Yendere - James w akcji

575 47 19
                                    

Wiem długo mnie tu nie było, przepraszam i zapraszam :)

-------------------------------

Czwartkowy wieczór był idealny aby Gryfon z Ślizgonem jeszcze bardziej się poznawali. Byli sami bo Remus z Syriusza uczył w bibliotece, a raczej siłą go zaciągnął, a Peter poszedł z nimi od tak. James całował namiętnie Severus'a, który prawię leżał na łóżku w dormitorium Huncwotów. Ślizgon jęknął, a James przewał na chwilę pocałunek ale zaraz kontynuował z uśmiechem.  Pocałunki stawały się coraz bardziej namiętne, a ręce Gryfona wnet błądziły po ciele Ślizgona. Obaj zatracili się na chwilę. Gryfon zaczął odpinać mu koszulę. Severus lekko się zarumienił i cały spiął. Nagle Severus spojrzał na to co robi Gryfon i odsunął się od niego. James natychmiast przybliżył się do niego dalej całował go po szyi i coraz niżej.

- James? - szepnął. Gryfon całował go akurat  po obojczyku. Severus próbował go lekko zepchnąć ale nie wychodziło mu to. 

- James! 

Gryfon spojrzał na niego z łobuzackim uśmiechem i przekrzywionymi okularami.

- Coś nie tak? - zapytał.

- Tak. Zejdź ze mnie. - wycedził Severus patrząc mu prosto w oczy.

- Sev...- szepnął i ponownie zaczął całować go. Severus wkurzony kopnął go w nogę. James wrzasnął. Złapał Severus'a za nadgarstki unieruchamiając je. Ślizgon zaczął się szarpać, a James spojrzał mu w oczy.

- Nie rób tak więcej! - warknął. Severus spojrzał na niego jakby go pierwszy raz zobaczył.

- James...to boli. Puść mnie.

Gryfon uśmiechnął się i puścił Ślizgona. 

- Wybacz, tak jakoś zareagowałem. Nie skrzywdziłbym cię. - pocałował go w usta ale Severus nie odwzajemnił pocałunku. James usiadł obok niego na łóżku, a czarnooki potarł nadgarstki i również usiadł.

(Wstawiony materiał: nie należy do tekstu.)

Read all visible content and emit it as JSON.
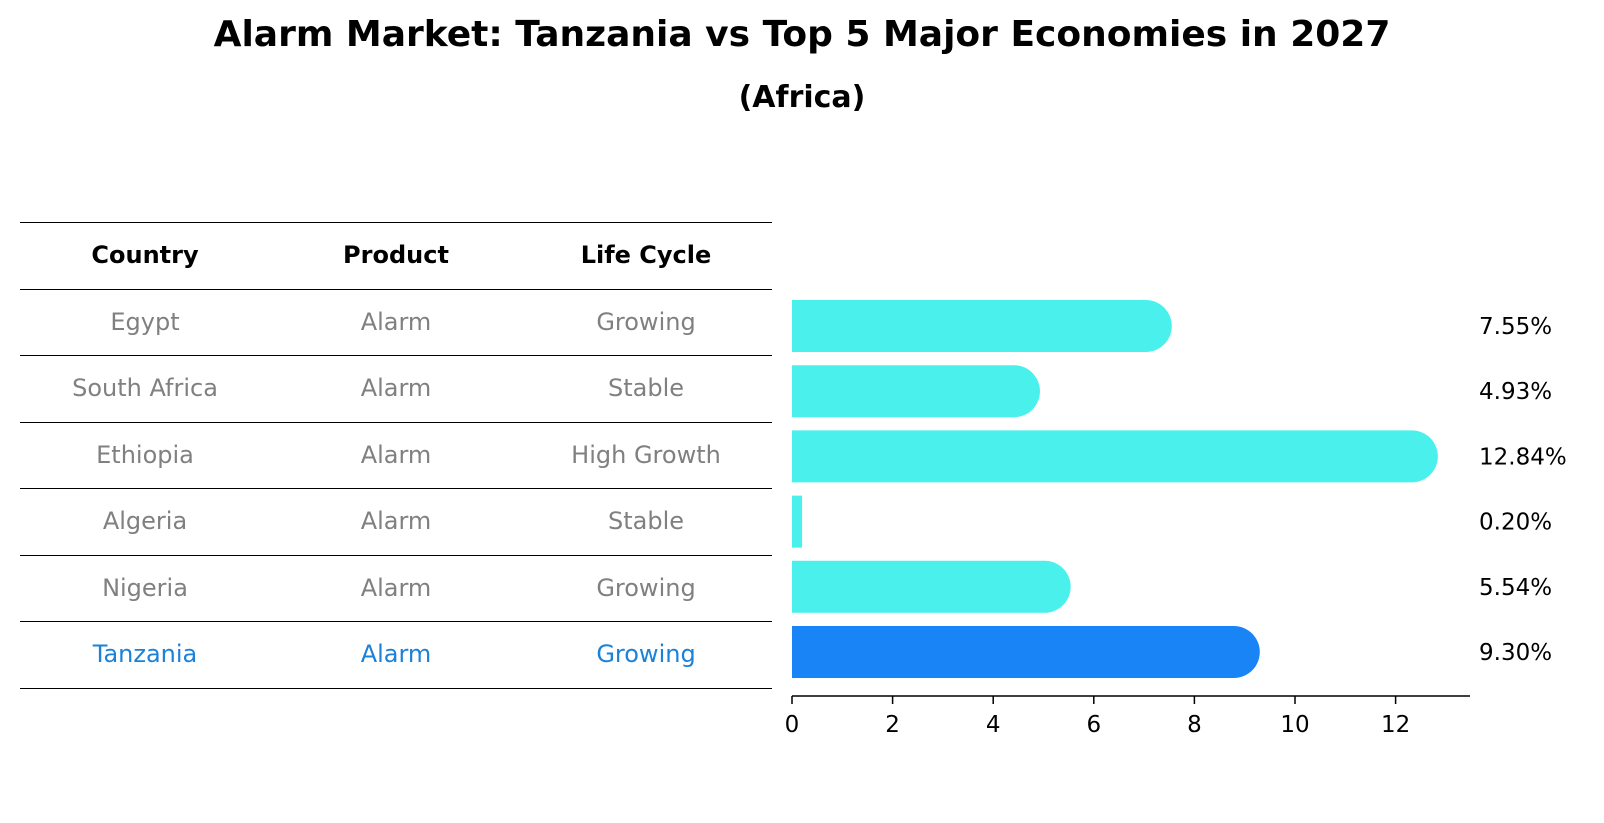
{
  "title": "Alarm Market: Tanzania vs Top 5 Major Economies in 2027",
  "subtitle": "(Africa)",
  "table": {
    "headers": [
      "Country",
      "Product",
      "Life Cycle"
    ],
    "rows": [
      {
        "country": "Egypt",
        "product": "Alarm",
        "life_cycle": "Growing",
        "highlight": false
      },
      {
        "country": "South Africa",
        "product": "Alarm",
        "life_cycle": "Stable",
        "highlight": false
      },
      {
        "country": "Ethiopia",
        "product": "Alarm",
        "life_cycle": "High Growth",
        "highlight": false
      },
      {
        "country": "Algeria",
        "product": "Alarm",
        "life_cycle": "Stable",
        "highlight": false
      },
      {
        "country": "Nigeria",
        "product": "Alarm",
        "life_cycle": "Growing",
        "highlight": false
      },
      {
        "country": "Tanzania",
        "product": "Alarm",
        "life_cycle": "Growing",
        "highlight": true
      }
    ]
  },
  "chart_data": {
    "type": "bar",
    "orientation": "horizontal",
    "categories": [
      "Egypt",
      "South Africa",
      "Ethiopia",
      "Algeria",
      "Nigeria",
      "Tanzania"
    ],
    "values": [
      7.55,
      4.93,
      12.84,
      0.2,
      5.54,
      9.3
    ],
    "value_labels": [
      "7.55%",
      "4.93%",
      "12.84%",
      "0.20%",
      "5.54%",
      "9.30%"
    ],
    "highlight_category": "Tanzania",
    "xlim": [
      0,
      13.5
    ],
    "xticks": [
      0,
      2,
      4,
      6,
      8,
      10,
      12
    ],
    "grid": false,
    "colors": {
      "default": "#4af0ec",
      "highlight": "#1984f5"
    }
  }
}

- Nie jestem jeszcze na TO gotowy, rozumiesz?

- Jasne. - uśmiechnął się Gryfon i odgarnął mu włosy. - Nic na siłę.

- Jasne. - mruknął Severus. Wstał, a James położył się na łóżku. Ślizgon zaczął zapinać koszulę stojąc tyłem do chłopaka. Przerwał gdy jego uwagę przykuły pergaminy, które wstawał spod innych na szafce James'a. Ślizgon zerknął na okularnika, który leżał zamkniętymi oczami i błogim uśmiechem. Severus wyjął pergaminy, które go interesowały.

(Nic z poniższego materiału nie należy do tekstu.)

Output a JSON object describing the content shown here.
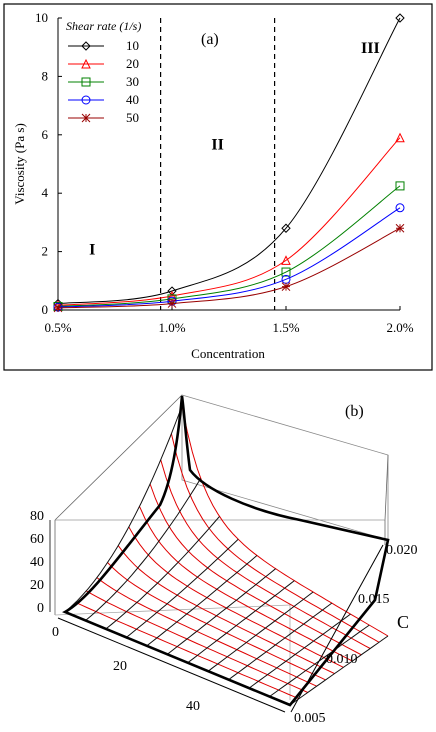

- Poniedziałek: Zawsze punktualny na śniadaniu. Powoli je małe ilości, dziś jajka, bekon bułka i napój. Pierwsze podwójne eliksiry. Zielarstwo. Spóźnił się na obiad. - mruknął Severus, zerknął na James'a, który leżał ale bez uśmiechu. Severus czytał dalej, aż dotarł do końca pergaminu i wziął kolejny. - 14.24 - 14.44 Gada z Averym, Rosirem czy jakoś tak! O czym tak długo! Kolacja, mało zjadł i bez apetytu. Pewnie ich winna. 

Odwrócił się gdy usłyszał hałas, za sobą. James stał i niemiał przyjemniej miny. Wyciągnął rękę w jego stronę, a Severus się cofnął.

- Daj mi to, Sev. - powiedział, a jego oczy niebezpiecznie błyszczały. Ślizgon cofnął się, przyciskając pergaminy do siebie.

- Nie. I co to ma być! - warknął i spojrzał na kolejne strony. - 13.34 W pokoju wspólnym rozmawia z młodym Blackiem i Nottem! Skąd wiesz co robię i o której!

- Sev oddaj to. To nie tak jak myślisz.

- A jak! O, a to 19.45-20.20 jest w łazience!  Jak!